Men are now doing twice as much housework, and three times as much childcare, as they did in the 1960s!

It says so right here in the New York Times, so it has to be true, right?

Seriously, there seems to be increasing recognition that although gender roles may be stubborn, they’re apparently not fixed; and that when there is equality in marriage, there is more enjoyment and stability. This can only be a good thing.

The article does discuss some challenges to equality. For example, among men in their 50s, having a wife who earns more is associated with poorer health. (This item particularly caught my attention because my own husband was in perfect health until I abandoned a higher-paying job than his to return to graduate school, and then learned that I was pregnant on his 50th birthday. During that period we were both plagued by stress-related symptoms—but I imagine that the prospect of starvation trumps narcissistic gratification in most cases.)

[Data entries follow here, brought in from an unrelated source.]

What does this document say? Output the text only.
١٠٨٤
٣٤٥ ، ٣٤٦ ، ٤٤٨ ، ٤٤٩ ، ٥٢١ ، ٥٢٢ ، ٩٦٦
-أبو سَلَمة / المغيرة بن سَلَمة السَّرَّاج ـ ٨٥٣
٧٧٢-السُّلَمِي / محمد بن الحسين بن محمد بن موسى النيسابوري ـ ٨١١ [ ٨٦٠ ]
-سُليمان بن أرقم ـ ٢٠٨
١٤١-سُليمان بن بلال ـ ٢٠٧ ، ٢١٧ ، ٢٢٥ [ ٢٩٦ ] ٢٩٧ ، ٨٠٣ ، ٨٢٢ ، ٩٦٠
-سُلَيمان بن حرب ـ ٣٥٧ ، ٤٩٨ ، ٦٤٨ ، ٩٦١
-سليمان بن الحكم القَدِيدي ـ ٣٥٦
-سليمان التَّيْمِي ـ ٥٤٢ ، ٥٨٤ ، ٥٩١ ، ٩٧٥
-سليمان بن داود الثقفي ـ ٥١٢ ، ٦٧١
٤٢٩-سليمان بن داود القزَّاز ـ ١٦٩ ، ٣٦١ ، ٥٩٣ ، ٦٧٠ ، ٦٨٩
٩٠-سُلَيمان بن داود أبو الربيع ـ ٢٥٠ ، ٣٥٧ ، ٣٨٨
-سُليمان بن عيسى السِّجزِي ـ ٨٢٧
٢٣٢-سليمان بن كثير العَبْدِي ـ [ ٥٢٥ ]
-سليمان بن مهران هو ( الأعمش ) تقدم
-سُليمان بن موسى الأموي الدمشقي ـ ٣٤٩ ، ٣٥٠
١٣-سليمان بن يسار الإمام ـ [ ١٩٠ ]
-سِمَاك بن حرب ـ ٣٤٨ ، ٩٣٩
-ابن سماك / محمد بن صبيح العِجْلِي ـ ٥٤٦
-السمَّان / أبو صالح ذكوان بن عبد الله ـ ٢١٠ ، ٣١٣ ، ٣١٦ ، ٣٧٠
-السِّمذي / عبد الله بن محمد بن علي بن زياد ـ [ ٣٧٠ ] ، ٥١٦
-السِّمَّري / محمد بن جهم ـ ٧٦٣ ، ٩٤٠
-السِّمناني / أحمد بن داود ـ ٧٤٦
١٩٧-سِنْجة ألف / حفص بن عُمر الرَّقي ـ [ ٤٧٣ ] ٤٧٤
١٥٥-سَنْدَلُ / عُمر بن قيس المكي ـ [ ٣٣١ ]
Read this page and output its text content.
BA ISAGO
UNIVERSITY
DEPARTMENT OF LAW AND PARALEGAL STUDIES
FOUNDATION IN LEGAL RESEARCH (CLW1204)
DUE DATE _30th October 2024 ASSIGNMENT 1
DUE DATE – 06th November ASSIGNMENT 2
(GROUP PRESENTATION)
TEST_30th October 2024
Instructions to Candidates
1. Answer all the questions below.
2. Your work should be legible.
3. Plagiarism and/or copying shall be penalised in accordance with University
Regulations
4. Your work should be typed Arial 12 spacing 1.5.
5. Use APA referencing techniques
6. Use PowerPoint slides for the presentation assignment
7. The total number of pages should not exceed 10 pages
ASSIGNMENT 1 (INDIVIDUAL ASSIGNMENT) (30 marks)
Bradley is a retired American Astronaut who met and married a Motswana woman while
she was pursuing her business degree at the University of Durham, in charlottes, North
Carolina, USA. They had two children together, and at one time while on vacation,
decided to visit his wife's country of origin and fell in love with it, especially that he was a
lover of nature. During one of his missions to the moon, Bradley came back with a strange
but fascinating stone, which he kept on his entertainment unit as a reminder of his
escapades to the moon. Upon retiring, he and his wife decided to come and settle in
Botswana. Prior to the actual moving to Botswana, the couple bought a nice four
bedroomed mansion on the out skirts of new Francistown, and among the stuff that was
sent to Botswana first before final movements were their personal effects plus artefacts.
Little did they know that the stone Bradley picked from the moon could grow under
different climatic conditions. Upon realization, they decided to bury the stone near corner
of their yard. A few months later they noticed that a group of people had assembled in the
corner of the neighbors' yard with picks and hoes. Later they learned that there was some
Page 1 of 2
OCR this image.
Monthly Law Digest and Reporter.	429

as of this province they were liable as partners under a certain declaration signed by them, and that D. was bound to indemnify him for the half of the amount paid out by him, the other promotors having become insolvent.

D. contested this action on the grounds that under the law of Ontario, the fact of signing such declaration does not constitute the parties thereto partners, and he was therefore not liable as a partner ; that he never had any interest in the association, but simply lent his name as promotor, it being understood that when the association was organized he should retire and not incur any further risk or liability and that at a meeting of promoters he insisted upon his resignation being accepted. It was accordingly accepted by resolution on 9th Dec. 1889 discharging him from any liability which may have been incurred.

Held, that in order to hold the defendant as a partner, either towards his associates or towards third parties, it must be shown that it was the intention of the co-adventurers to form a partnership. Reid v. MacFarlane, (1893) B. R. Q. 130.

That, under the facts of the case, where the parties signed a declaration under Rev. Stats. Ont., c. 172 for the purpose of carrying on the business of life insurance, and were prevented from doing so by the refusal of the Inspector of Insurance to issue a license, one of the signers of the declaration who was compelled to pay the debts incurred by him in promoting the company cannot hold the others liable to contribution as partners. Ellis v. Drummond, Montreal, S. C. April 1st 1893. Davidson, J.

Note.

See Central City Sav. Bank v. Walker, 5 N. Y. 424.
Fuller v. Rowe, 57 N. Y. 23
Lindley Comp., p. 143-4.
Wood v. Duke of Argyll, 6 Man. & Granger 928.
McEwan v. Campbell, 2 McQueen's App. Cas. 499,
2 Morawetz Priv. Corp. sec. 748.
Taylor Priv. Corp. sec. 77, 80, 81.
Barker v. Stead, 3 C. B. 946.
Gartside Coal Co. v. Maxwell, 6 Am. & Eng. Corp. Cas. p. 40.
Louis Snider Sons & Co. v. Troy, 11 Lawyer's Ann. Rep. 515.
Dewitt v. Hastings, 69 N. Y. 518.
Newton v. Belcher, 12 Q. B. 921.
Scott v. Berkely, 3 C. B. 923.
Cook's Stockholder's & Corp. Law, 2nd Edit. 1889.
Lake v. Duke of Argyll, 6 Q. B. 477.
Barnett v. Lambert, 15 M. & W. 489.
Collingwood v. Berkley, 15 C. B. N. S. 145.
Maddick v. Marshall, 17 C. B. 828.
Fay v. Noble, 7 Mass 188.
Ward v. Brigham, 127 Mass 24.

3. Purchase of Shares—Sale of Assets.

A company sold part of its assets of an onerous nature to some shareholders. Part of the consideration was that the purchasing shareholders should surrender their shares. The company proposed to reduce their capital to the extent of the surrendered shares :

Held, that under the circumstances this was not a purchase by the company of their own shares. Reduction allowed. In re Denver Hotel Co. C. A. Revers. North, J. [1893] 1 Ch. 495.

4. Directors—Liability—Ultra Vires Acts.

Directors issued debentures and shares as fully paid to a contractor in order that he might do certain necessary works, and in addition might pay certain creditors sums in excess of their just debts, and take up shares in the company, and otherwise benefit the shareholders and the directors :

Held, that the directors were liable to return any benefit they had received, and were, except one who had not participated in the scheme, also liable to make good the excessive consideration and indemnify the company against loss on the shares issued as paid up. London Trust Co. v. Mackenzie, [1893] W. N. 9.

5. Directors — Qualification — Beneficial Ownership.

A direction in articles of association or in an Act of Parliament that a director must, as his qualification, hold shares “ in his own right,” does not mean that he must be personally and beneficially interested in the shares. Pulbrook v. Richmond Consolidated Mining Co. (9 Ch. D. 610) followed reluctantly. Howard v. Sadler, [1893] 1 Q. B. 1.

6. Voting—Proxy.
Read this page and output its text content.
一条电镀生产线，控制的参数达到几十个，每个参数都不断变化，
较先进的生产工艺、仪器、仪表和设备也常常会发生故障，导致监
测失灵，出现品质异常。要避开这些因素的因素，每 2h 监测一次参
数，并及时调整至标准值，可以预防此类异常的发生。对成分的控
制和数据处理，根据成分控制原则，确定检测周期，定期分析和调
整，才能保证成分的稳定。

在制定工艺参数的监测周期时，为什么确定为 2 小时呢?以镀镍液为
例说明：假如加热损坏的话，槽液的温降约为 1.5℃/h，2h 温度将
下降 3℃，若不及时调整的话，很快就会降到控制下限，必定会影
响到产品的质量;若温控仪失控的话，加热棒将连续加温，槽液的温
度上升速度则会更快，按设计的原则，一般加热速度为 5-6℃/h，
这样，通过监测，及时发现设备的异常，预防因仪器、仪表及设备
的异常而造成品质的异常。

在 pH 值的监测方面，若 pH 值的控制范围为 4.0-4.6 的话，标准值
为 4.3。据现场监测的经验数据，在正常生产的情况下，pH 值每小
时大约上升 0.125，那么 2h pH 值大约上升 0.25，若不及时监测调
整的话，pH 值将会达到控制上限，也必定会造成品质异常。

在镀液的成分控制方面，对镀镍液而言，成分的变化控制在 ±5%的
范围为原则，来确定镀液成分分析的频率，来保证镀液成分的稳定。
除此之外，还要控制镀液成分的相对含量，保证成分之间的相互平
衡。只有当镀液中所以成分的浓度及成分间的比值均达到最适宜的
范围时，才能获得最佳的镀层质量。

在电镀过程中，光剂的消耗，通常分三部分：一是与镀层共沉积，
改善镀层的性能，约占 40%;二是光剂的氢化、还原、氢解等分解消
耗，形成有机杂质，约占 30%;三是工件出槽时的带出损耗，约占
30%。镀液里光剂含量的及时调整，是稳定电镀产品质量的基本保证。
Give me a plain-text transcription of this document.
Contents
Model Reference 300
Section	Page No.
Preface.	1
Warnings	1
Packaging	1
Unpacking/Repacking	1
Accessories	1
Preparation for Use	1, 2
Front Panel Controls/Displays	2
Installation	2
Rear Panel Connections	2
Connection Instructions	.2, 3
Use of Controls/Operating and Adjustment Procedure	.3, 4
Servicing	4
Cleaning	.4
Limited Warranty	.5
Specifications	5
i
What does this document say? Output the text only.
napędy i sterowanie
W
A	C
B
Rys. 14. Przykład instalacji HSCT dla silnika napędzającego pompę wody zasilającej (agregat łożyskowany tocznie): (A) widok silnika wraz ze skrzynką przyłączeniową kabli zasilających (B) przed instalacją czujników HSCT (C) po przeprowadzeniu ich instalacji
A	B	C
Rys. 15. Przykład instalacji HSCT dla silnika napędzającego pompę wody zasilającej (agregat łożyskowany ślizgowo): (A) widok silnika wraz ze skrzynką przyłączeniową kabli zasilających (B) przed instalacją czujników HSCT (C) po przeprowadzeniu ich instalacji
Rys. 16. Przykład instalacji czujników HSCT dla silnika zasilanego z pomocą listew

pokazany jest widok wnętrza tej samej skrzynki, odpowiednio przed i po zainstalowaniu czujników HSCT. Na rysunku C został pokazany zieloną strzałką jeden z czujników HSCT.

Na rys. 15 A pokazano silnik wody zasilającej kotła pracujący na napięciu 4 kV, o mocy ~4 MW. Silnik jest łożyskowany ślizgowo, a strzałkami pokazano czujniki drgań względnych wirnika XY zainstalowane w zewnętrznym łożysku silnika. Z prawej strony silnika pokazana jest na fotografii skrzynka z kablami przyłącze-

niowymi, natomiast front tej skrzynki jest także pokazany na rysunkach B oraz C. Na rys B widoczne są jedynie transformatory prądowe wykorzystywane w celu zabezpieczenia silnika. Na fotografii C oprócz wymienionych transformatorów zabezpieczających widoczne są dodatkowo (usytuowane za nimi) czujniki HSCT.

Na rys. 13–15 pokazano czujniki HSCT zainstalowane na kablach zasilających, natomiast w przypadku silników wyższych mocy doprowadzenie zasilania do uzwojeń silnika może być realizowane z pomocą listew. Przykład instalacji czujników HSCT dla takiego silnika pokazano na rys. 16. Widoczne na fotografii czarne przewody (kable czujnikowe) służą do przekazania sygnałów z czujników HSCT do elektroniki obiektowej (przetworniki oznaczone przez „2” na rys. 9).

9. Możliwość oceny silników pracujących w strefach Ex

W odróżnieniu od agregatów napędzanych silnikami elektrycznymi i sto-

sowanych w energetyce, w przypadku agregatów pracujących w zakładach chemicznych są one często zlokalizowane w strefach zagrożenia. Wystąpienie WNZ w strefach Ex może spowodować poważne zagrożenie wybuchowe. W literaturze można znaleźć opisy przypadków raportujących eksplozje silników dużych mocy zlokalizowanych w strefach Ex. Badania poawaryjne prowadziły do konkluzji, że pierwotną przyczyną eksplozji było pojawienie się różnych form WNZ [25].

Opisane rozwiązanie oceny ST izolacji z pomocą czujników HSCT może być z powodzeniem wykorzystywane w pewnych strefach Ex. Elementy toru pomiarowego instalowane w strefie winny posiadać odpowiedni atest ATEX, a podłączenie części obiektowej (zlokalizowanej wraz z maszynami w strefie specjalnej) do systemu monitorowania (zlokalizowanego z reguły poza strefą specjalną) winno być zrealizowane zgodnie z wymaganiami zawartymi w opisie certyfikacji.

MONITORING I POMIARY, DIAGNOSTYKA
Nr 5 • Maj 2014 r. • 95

When I was growing up, very few people were even looking at these issues. It’s not just that the date wasn’t there, but that the frame didn’t exist. Among married couples, at least in the middle class, which was then considered the norm, men worked and women stayed home and managed the house and kids. If a married woman worked outside the home, everyone pitied both halves of the couple: her because her husband couldn’t take care of her, and him because he must feel emasculated.

Things are changing rapidly, and in this case, it seems, for the better. Maybe by the time my son gets married, if he does (another former given that is now an option), people once again won’t be looking at these issues — because there will be no need to.